The Sunny Delight Beverage Company has overhauled its iconic Sunny D drinks brand for the second time in less than two years in an attempt to re-engage with mums and their kids.
After slashing the sugar levels and updating the packaging in July 2007, it has now ditched all artificial flavourings, artificial preservatives and added sugar. The company has also replaced Sunny D’s semi-opaque bottle with a transparent one and abandoned the 2007 handwriting-annotated labelling.
The three-product range, which contains 70% natural juice compared with the current 15%, will hit shelves from late this month. It will be supported by a £4.5m marketing campaign, which breaks in time for the new school term in September.
SDBC said the reformulation and new look would win over lapsed users who had abandoned the brand after a barrage of negative publicity in the late nineties and early noughties.

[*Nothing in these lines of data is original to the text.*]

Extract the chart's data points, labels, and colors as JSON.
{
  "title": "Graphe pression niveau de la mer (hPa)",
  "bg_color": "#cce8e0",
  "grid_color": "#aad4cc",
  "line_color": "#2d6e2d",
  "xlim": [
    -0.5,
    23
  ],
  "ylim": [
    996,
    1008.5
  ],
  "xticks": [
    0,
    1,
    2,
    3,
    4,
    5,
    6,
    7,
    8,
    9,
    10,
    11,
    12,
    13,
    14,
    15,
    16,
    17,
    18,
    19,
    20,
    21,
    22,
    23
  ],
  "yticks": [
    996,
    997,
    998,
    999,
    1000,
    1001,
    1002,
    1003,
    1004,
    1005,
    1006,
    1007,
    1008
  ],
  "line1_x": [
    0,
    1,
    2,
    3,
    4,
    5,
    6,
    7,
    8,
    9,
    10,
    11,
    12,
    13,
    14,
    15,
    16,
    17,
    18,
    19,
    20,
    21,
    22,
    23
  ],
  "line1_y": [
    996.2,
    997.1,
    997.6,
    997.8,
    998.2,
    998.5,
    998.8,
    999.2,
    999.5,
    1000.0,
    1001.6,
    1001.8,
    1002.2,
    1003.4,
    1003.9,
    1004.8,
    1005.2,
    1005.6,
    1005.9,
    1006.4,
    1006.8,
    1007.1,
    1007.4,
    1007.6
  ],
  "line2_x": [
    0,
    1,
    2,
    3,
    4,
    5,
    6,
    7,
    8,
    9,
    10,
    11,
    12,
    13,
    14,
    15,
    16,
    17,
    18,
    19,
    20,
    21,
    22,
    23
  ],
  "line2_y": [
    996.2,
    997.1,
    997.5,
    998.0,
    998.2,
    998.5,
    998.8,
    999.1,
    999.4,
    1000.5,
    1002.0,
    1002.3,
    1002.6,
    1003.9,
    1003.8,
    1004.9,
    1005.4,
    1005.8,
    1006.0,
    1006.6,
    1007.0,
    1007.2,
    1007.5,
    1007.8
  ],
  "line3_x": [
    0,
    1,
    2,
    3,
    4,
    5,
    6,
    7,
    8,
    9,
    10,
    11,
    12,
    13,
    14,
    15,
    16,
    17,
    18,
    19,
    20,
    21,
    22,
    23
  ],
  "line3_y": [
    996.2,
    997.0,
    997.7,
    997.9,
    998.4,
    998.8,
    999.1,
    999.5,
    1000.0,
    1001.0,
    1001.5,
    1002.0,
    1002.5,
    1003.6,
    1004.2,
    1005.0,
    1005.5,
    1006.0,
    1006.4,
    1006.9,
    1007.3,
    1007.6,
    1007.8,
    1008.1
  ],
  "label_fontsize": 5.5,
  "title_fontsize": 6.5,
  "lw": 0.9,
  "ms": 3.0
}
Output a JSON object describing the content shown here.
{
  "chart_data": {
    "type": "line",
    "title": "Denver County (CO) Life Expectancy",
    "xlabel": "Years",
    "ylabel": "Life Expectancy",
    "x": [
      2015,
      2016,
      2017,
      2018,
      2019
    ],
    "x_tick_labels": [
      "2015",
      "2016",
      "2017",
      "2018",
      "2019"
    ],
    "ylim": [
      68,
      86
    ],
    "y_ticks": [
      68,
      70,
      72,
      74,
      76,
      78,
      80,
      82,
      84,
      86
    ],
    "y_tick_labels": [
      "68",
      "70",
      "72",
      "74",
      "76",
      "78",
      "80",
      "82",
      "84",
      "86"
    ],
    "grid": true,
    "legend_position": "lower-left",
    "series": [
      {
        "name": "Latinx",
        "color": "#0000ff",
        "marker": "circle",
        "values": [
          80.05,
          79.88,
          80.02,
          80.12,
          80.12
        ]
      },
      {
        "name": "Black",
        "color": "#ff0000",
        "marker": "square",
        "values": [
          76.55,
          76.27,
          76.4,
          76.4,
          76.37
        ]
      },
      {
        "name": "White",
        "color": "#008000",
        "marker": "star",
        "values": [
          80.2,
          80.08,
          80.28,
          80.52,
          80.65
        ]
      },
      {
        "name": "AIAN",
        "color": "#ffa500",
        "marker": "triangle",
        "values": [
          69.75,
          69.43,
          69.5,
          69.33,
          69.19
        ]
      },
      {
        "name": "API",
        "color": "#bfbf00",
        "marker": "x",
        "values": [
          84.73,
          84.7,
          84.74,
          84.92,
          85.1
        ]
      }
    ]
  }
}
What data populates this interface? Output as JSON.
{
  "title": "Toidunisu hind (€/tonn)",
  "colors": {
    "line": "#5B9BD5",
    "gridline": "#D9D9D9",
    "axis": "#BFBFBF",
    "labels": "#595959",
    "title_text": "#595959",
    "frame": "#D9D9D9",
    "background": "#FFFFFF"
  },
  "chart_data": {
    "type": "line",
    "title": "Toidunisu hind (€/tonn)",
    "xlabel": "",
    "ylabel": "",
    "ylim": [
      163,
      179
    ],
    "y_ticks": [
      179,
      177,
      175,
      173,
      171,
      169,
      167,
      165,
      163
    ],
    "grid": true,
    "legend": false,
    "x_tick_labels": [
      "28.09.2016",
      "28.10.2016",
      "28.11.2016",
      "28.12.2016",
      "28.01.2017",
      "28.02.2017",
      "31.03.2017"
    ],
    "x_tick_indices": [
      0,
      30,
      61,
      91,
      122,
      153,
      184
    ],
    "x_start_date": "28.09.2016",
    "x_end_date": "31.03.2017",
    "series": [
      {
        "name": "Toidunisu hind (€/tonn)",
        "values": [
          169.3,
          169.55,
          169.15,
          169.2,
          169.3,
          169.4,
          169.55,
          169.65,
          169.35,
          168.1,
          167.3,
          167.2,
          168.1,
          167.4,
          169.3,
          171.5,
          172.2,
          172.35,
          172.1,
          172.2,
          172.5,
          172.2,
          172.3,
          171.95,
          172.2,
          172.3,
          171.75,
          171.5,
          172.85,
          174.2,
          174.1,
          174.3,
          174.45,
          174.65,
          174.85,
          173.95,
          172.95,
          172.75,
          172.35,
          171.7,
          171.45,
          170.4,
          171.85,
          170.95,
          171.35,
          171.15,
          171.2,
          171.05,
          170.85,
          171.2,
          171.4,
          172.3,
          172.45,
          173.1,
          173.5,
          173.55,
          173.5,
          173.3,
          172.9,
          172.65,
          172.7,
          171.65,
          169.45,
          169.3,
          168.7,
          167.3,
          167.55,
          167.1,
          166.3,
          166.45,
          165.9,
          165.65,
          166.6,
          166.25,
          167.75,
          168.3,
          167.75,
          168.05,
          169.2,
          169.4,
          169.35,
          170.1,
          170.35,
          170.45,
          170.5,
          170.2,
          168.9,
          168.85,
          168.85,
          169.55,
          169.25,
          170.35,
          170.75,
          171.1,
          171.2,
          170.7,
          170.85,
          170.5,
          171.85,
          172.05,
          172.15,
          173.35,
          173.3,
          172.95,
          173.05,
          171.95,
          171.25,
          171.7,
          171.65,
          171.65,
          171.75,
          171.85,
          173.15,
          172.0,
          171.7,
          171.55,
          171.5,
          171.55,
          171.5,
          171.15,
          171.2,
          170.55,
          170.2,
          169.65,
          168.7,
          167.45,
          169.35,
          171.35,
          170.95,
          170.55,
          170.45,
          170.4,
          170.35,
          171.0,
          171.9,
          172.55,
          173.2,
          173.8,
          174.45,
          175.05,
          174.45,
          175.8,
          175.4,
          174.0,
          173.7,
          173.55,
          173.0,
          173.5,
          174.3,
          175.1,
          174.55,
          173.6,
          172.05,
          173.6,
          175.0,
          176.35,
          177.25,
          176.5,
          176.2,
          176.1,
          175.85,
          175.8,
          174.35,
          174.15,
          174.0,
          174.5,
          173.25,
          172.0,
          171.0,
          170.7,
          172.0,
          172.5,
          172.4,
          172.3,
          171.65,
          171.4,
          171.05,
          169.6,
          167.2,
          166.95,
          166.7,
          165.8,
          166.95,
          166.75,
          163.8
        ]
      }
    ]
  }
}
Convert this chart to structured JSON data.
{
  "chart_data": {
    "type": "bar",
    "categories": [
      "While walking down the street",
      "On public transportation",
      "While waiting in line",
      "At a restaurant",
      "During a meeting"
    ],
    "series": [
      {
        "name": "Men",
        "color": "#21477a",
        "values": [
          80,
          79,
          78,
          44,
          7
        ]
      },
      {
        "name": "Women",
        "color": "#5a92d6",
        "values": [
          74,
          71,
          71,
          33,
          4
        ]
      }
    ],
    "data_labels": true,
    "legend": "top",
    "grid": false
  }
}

It had been a challenge to make the drink healthier without compromising the flavour children liked, said Lee Taylor, international technical director at SDBC.
“We are thrilled that the widespread changes we made to our whole manufacturing platform have resulted in a product that is both natural and achieves taste parity with current Sunny D,” he said.
An Apple & Blackcurrant flavour has joined the existing Florida Orange and Caribbean variants. The 1.5-litre bottle will be delisted and replaced with a 1-litre bottle (rsp £1.45), and a new 4x330ml multipack (£3.25) will be introduced alongside the 330ml bottle.
Joe Hale, account director at brand consultancy Dragon, said the relaunch would help satisfy consumer health demands, but warned SDBC to beware the effect on its brand image. “It must ensure it doesn’t detract from its fun proposition and become an overly worthy juice brand, of which there are too many at the moment,” he said.
Procter & Gamble launched Sunny D in the UK in 1994 and sold it to SDBC in 2004.